The more than 1,700 signatories, compiled by Union of Concerned Scientists, include six Nobel Prize winners in science or economics, 31 National Academy of Science members, and more than 100 authors and editors of the 2007 climate reports from the Intergovernmental Panel on Climate Change, who all shared the 2007 Nobel Peace Prize with Al Gore.

"Economists now join climate scientists in a unified call for action to address the causes of climate change," said McCarthy, a professor of biological oceanography in the Department of Organismic and Evolutionary Biology and Department of Earth and Planetary Sciences at Harvard University.

Dr. James McCarthy (Photo courtesy AAAS )
McCarthy served as co-chair for the Third Assessment Report of the Intergovernmental Panel on Climate Change and lead author of the Arctic Climate Impact Assessment.

"There is a strong consensus that we must do something about reducing the emissions that cause global warming," he said. "The debate right now is about how much we need to cut."

The statement proposes that the United States should reduce global warming pollution "on the order of 80 percent below 2000 levels by 2050" and that the first step should be reductions of 15 to 20 percent below 2000 levels by 2020. It calls on the United States to set an example and bring nations together to meet the climate challenge.

"The fact that so many scientists and economists have spoken out and signed this letter should give policymakers the confidence that we can avert serious adverse climate impacts," McCarthy said.

The statement's co-authors include Mario Molina, co-recipient of the 1995 Nobel Prize in Chemistry for his role in discovering the threat to the Earth's ozone layer of chlorofluorocarbon gases, or CFCs, becoming the first and only Mexican citizen to ever receive a Nobel Prize for science.

Dr. Mario Molina (Photo courtesy Wikipedia)
"The United States worked with other nations to take on the ozone threat; so, too, must we lead the international effort to reduce heat-trapping emissions that cause climate change," said Molina, who now serves as professor of chemistry and biochemistry at the Center for Atmospheric Sciences in the Scripps Institution of Oceanography, University of California-San Diego.
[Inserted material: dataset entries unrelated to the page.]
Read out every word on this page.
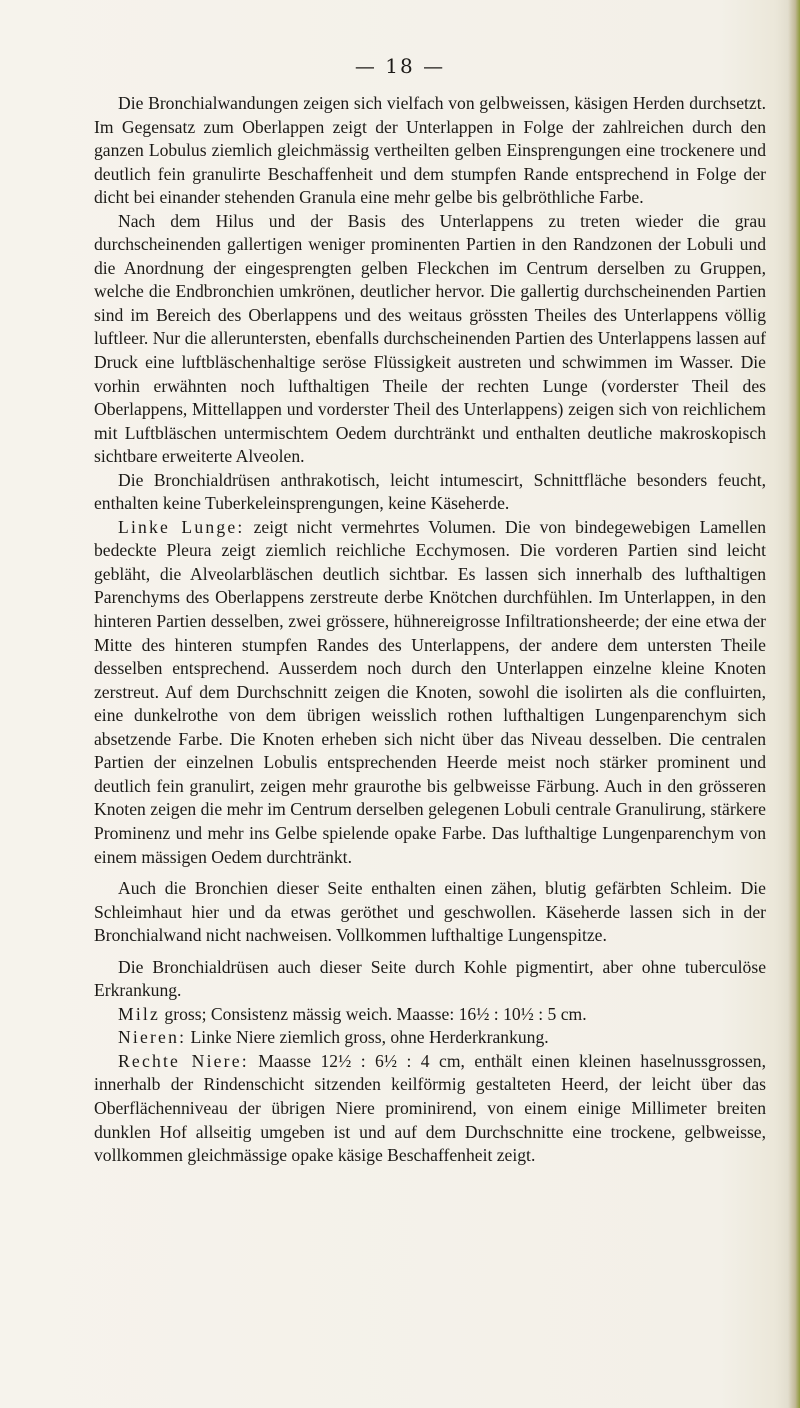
— 18 —

Die Bronchialwandungen zeigen sich vielfach von gelbweissen, käsigen Herden durchsetzt. Im Gegensatz zum Oberlappen zeigt der Unterlappen in Folge der zahlreichen durch den ganzen Lobulus ziemlich gleichmässig vertheilten gelben Einsprengungen eine trockenere und deutlich fein granulirte Beschaffenheit und dem stumpfen Rande entsprechend in Folge der dicht bei einander stehenden Granula eine mehr gelbe bis gelbröthliche Farbe.

Nach dem Hilus und der Basis des Unterlappens zu treten wieder die grau durchscheinenden gallertigen weniger prominenten Partien in den Randzonen der Lobuli und die Anordnung der eingesprengten gelben Fleckchen im Centrum derselben zu Gruppen, welche die Endbronchien umkrönen, deutlicher hervor. Die gallertig durchscheinenden Partien sind im Bereich des Oberlappens und des weitaus grössten Theiles des Unterlappens völlig luftleer. Nur die alleruntersten, ebenfalls durchscheinenden Partien des Unterlappens lassen auf Druck eine luftbläschenhaltige seröse Flüssigkeit austreten und schwimmen im Wasser. Die vorhin erwähnten noch lufthaltigen Theile der rechten Lunge (vorderster Theil des Oberlappens, Mittellappen und vorderster Theil des Unterlappens) zeigen sich von reichlichem mit Luftbläschen untermischtem Oedem durchtränkt und enthalten deutliche makroskopisch sichtbare erweiterte Alveolen.

Die Bronchialdrüsen anthrakotisch, leicht intumescirt, Schnittfläche besonders feucht, enthalten keine Tuberkeleinsprengungen, keine Käseherde.

Linke Lunge: zeigt nicht vermehrtes Volumen. Die von bindegewebigen Lamellen bedeckte Pleura zeigt ziemlich reichliche Ecchymosen. Die vorderen Partien sind leicht gebläht, die Alveolarbläschen deutlich sichtbar. Es lassen sich innerhalb des lufthaltigen Parenchyms des Oberlappens zerstreute derbe Knötchen durchfühlen. Im Unterlappen, in den hinteren Partien desselben, zwei grössere, hühnereigrosse Infiltrationsheerde; der eine etwa der Mitte des hinteren stumpfen Randes des Unterlappens, der andere dem untersten Theile desselben entsprechend. Ausserdem noch durch den Unterlappen einzelne kleine Knoten zerstreut. Auf dem Durchschnitt zeigen die Knoten, sowohl die isolirten als die confluirten, eine dunkelrothe von dem übrigen weisslich rothen lufthaltigen Lungenparenchym sich absetzende Farbe. Die Knoten erheben sich nicht über das Niveau desselben. Die centralen Partien der einzelnen Lobulis entsprechenden Heerde meist noch stärker prominent und deutlich fein granulirt, zeigen mehr graurothe bis gelbweisse Färbung. Auch in den grösseren Knoten zeigen die mehr im Centrum derselben gelegenen Lobuli centrale Granulirung, stärkere Prominenz und mehr ins Gelbe spielende opake Farbe. Das lufthaltige Lungenparenchym von einem mässigen Oedem durchtränkt.

Auch die Bronchien dieser Seite enthalten einen zähen, blutig gefärbten Schleim. Die Schleimhaut hier und da etwas geröthet und geschwollen. Käseherde lassen sich in der Bronchialwand nicht nachweisen. Vollkommen lufthaltige Lungenspitze.

Die Bronchialdrüsen auch dieser Seite durch Kohle pigmentirt, aber ohne tuberculöse Erkrankung.

Milz gross; Consistenz mässig weich. Maasse: 16½ : 10½ : 5 cm.

Nieren: Linke Niere ziemlich gross, ohne Herderkrankung.

Rechte Niere: Maasse 12½ : 6½ : 4 cm, enthält einen kleinen haselnussgrossen, innerhalb der Rindenschicht sitzenden keilförmig gestalteten Heerd, der leicht über das Oberflächenniveau der übrigen Niere prominirend, von einem einige Millimeter breiten dunklen Hof allseitig umgeben ist und auf dem Durchschnitte eine trockene, gelbweisse, vollkommen gleichmässige opake käsige Beschaffenheit zeigt.
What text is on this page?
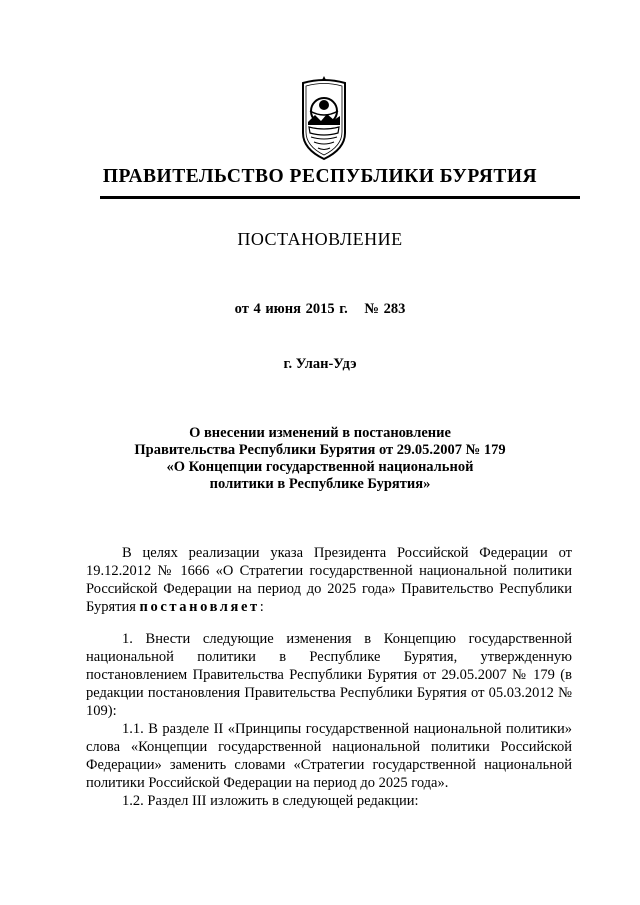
ПРАВИТЕЛЬСТВО РЕСПУБЛИКИ БУРЯТИЯ
ПОСТАНОВЛЕНИЕ
от 4 июня 2015 г. № 283
г. Улан-Удэ
О внесении изменений в постановление
Правительства Республики Бурятия от 29.05.2007 № 179
«О Концепции государственной национальной
политики в Республике Бурятия»

В целях реализации указа Президента Российской Федерации от 19.12.2012 № 1666 «О Стратегии государственной национальной политики Российской Федерации на период до 2025 года» Правительство Республики Бурятия постановляет:

1. Внести следующие изменения в Концепцию государственной национальной политики в Республике Бурятия, утвержденную постановлением Правительства Республики Бурятия от 29.05.2007 № 179 (в редакции постановления Правительства Республики Бурятия от 05.03.2012 № 109):

1.1. В разделе II «Принципы государственной национальной политики» слова «Концепции государственной национальной политики Российской Федерации» заменить словами «Стратегии государственной национальной политики Российской Федерации на период до 2025 года».

1.2. Раздел III изложить в следующей редакции:
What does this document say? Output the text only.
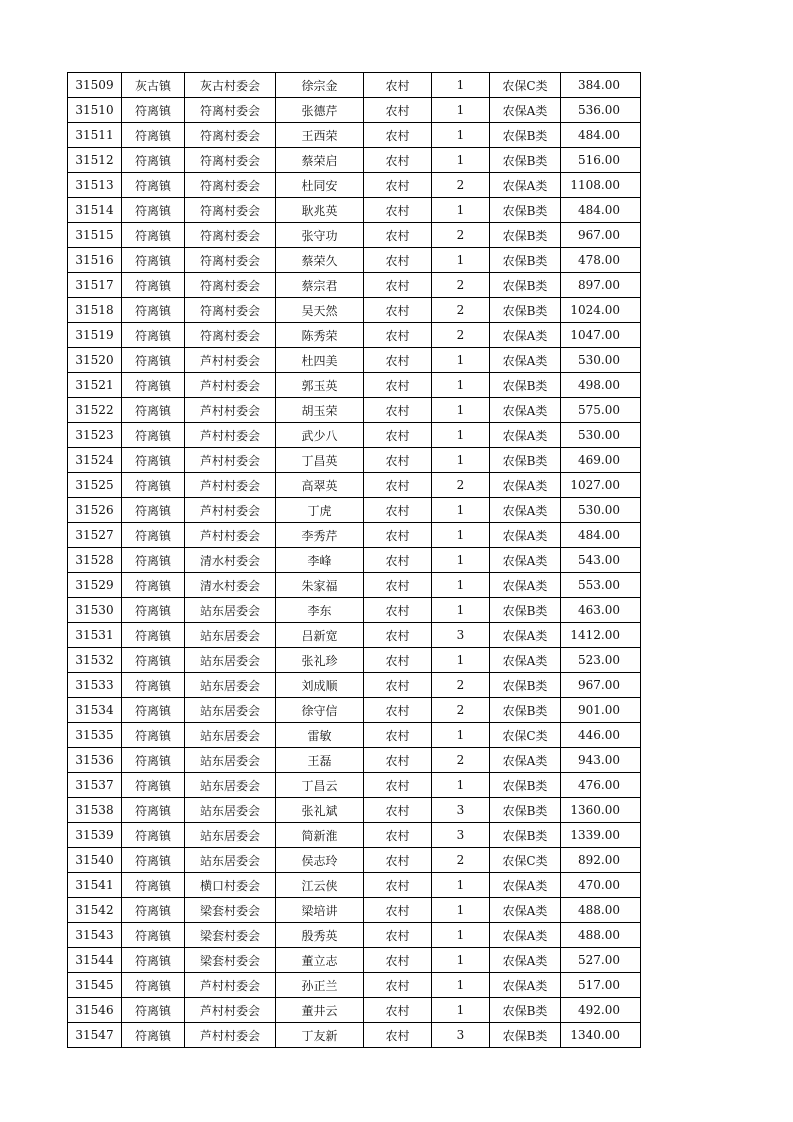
31509	灰古镇	灰古村委会	徐宗金	农村	1	农保C类	384.00
31510	符离镇	符离村委会	张德芹	农村	1	农保A类	536.00
31511	符离镇	符离村委会	王西荣	农村	1	农保B类	484.00
31512	符离镇	符离村委会	蔡荣启	农村	1	农保B类	516.00
31513	符离镇	符离村委会	杜同安	农村	2	农保A类	1108.00
31514	符离镇	符离村委会	耿兆英	农村	1	农保B类	484.00
31515	符离镇	符离村委会	张守功	农村	2	农保B类	967.00
31516	符离镇	符离村委会	蔡荣久	农村	1	农保B类	478.00
31517	符离镇	符离村委会	蔡宗君	农村	2	农保B类	897.00
31518	符离镇	符离村委会	吴天然	农村	2	农保B类	1024.00
31519	符离镇	符离村委会	陈秀荣	农村	2	农保A类	1047.00
31520	符离镇	芦村村委会	杜四美	农村	1	农保A类	530.00
31521	符离镇	芦村村委会	郭玉英	农村	1	农保B类	498.00
31522	符离镇	芦村村委会	胡玉荣	农村	1	农保A类	575.00
31523	符离镇	芦村村委会	武少八	农村	1	农保A类	530.00
31524	符离镇	芦村村委会	丁昌英	农村	1	农保B类	469.00
31525	符离镇	芦村村委会	高翠英	农村	2	农保A类	1027.00
31526	符离镇	芦村村委会	丁虎	农村	1	农保A类	530.00
31527	符离镇	芦村村委会	李秀芹	农村	1	农保A类	484.00
31528	符离镇	清水村委会	李峰	农村	1	农保A类	543.00
31529	符离镇	清水村委会	朱家福	农村	1	农保A类	553.00
31530	符离镇	站东居委会	李东	农村	1	农保B类	463.00
31531	符离镇	站东居委会	吕新宽	农村	3	农保A类	1412.00
31532	符离镇	站东居委会	张礼珍	农村	1	农保A类	523.00
31533	符离镇	站东居委会	刘成顺	农村	2	农保B类	967.00
31534	符离镇	站东居委会	徐守信	农村	2	农保B类	901.00
31535	符离镇	站东居委会	雷敏	农村	1	农保C类	446.00
31536	符离镇	站东居委会	王磊	农村	2	农保A类	943.00
31537	符离镇	站东居委会	丁昌云	农村	1	农保B类	476.00
31538	符离镇	站东居委会	张礼斌	农村	3	农保B类	1360.00
31539	符离镇	站东居委会	简新淮	农村	3	农保B类	1339.00
31540	符离镇	站东居委会	侯志玲	农村	2	农保C类	892.00
31541	符离镇	横口村委会	江云侠	农村	1	农保A类	470.00
31542	符离镇	梁套村委会	梁培讲	农村	1	农保A类	488.00
31543	符离镇	梁套村委会	殷秀英	农村	1	农保A类	488.00
31544	符离镇	梁套村委会	董立志	农村	1	农保A类	527.00
31545	符离镇	芦村村委会	孙正兰	农村	1	农保A类	517.00
31546	符离镇	芦村村委会	董井云	农村	1	农保B类	492.00
31547	符离镇	芦村村委会	丁友新	农村	3	农保B类	1340.00
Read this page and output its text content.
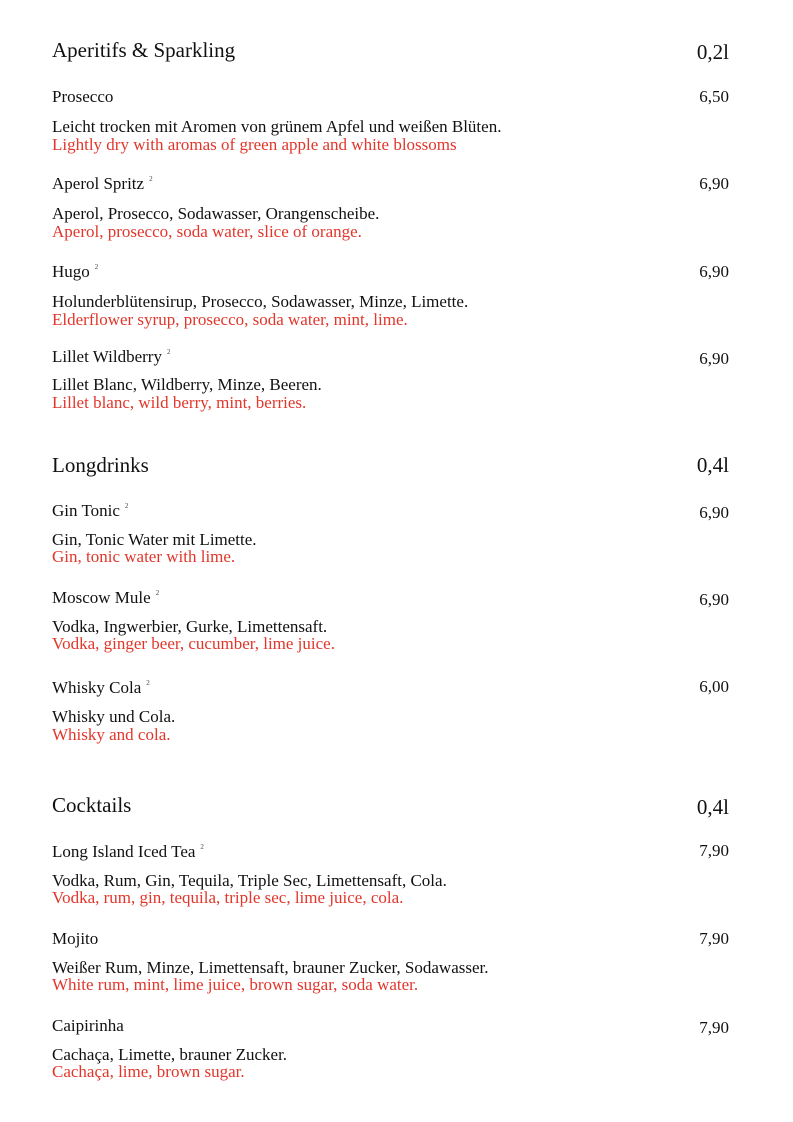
Aperitifs & Sparkling	0,2l
Prosecco	6,50
Leicht trocken mit Aromen von grünem Apfel und weißen Blüten.
Lightly dry with aromas of green apple and white blossoms
Aperol Spritz $^2$	6,90
Aperol, Prosecco, Sodawasser, Orangenscheibe.
Aperol, prosecco, soda water, slice of orange.
Hugo $^2$	6,90
Holunderblütensirup, Prosecco, Sodawasser, Minze, Limette.
Elderflower syrup, prosecco, soda water, mint, lime.
Lillet Wildberry $^2$	6,90
Lillet Blanc, Wildberry, Minze, Beeren.
Lillet blanc, wild berry, mint, berries.
Longdrinks	0,4l
Gin Tonic $^2$	6,90
Gin, Tonic Water mit Limette.
Gin, tonic water with lime.
Moscow Mule $^2$	6,90
Vodka, Ingwerbier, Gurke, Limettensaft.
Vodka, ginger beer, cucumber, lime juice.
Whisky Cola $^2$	6,00
Whisky und Cola.
Whisky and cola.
Cocktails	0,4l
Long Island Iced Tea $^2$	7,90
Vodka, Rum, Gin, Tequila, Triple Sec, Limettensaft, Cola.
Vodka, rum, gin, tequila, triple sec, lime juice, cola.
Mojito	7,90
Weißer Rum, Minze, Limettensaft, brauner Zucker, Sodawasser.
White rum, mint, lime juice, brown sugar, soda water.
Caipirinha	7,90
Cachaça, Limette, brauner Zucker.
Cachaça, lime, brown sugar.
One of the co-authors is Geoff Heal, an economist at Columbia University's Business School. "Preventing dangerous climate change is a great investment. It will cost between one and two percent of GDP, and the benefits will be between 10 and 20 percent. That's a return of 10 to 1 - attractive even to a venture capitalist," said Heal.

The statement affirms the scientific evidence for global warming, saying, "the strength of the science on climate change" compelled the signers to warn policymakers of climate change's growing risks, including "sea level rise, heat waves, droughts, wildfires, snowmelt, floods and disease, as well as increased plant and animal species extinctions."

Acting quickly to cut global warming pollution would be the most cost-effective way to limit climate change, the scientists and economists state. If the United States delays taking action, they say, future cuts would have to more drastic and would be much more expensive.

And those costs would come in addition to the increased cost of adapting to more climate change.

On the other hand, the scientists and economists advise, smart reduction strategies would allow the economy to grow, generate new domestic jobs, protect public health, and strengthen energy security.

"The consequences of global climate change constitute one of the most serious threats facing humanity," warned Jagadish Shukla, professor of earth sciences and global change and chair of the Climate Dynamics Program at George Mason University.

President of the Institute of Global Environment and Society, Shukla was a lead author of the Fourth Assessment Report of the Intergovernmental Panel on Climate Change, 2007

"While the poor and the impoverished will suffer the most," said Shukla, "the potential for catastrophic climate change that can adversely affect the habitability of the entire planet is quite real."